Published April 9, 2015
GIS, a geographic information system, is a system that allows you to store, organize, analyze, play with or visualize location-based information.
It’s the foundation of services like Google Maps. It’s what enables you to look up the location of a store or restaurant on your smartphone. It helps researchers track the spread of epidemics, map crime and document global temperature changes. It’s prolific, and in a digital age, it’s part of our daily lives.
So it’s with excitement that the UB Department of Geography and the National Center for Geographic Information and Analysis (NCGIA) at Buffalo are hosting a lecture by Michael Goodchild, whom many researchers consider the founder of GIScience — the study and development of new technologies and methods for understanding geographic data.
Goodchild will visit UB this month to give a talk titled, “Is Big (geo) Data the next big thing in the spatial sciences?”
The event is free and open to the public. It takes place on Friday, April 17, from 3:30-5 p.m. in Room 170 of the Millard Fillmore Academic Center in the Ellicott Complex on North Campus.
Goodchild is the 2015 Vince Ebert Distinguished Speaker and 2015 NCGIA Distinguished Speaker at UB.
According to Goodchild’s description of his upcoming lecture, “Big Data is an exciting new development, with major impacts in many areas and strong responses from educators. Its significance for science is less clear.

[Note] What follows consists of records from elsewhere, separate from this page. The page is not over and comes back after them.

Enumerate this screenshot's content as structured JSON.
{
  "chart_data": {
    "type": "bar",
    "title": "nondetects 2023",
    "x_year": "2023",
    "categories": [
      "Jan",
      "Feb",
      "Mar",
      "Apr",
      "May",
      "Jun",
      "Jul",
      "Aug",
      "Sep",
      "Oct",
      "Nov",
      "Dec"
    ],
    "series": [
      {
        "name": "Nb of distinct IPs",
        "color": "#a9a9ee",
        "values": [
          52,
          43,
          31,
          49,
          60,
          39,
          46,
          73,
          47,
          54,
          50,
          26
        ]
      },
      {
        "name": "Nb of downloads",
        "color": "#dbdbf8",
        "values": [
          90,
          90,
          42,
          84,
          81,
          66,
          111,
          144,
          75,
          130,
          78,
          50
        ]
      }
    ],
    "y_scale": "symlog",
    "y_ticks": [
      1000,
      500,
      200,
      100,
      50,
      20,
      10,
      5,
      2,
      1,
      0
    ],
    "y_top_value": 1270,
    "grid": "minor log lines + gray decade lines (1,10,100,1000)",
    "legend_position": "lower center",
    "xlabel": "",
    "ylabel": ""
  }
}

“In this presentation I define Big Data, relate it to other contemporary trends in science, and focus specifically on its significance for spatial information and the spatial sciences. I discuss the quality issue and methods for ‘hardening’ Big Data, the nature of spatial prediction, and the possibility of real-time spatial science.”
Goodchild is an emeritus professor of geography at the University of California, Santa Barbara, where he previously served as director of UCSB's Center for Spatial Studies.
For many years Goodchild has led the National Center for Geographic Information and Analysis consortium consisting of UCSB, UB, and the University of Maine. He was one of the early leaders in the field of geographic information science, and has become an influential figure across research communities, industry, and government agencies dealing with GIS.
Since the 1990s, he and his colleagues have mobilized a broad research community to focus on key issues in spatial science. The outcome has been phenomenal advances in GIScience that have had a profound influence on research in many disciplines.
Goodchild has published 15 books, more than 500 articles, and obtained more than $55 million in research grants. He received a BA in physics from Cambridge University in 1965 and a PhD in geography from McMaster University in 1969. He is a member of the U.S. National Academy of Sciences, a Foreign Member of the Royal Society of Canada, a member of the American Academy of Arts and Sciences, and a Foreign Member of the Royal Society and Corresponding Fellow of the British Academy; and he also received the Prix Vautrin Lud.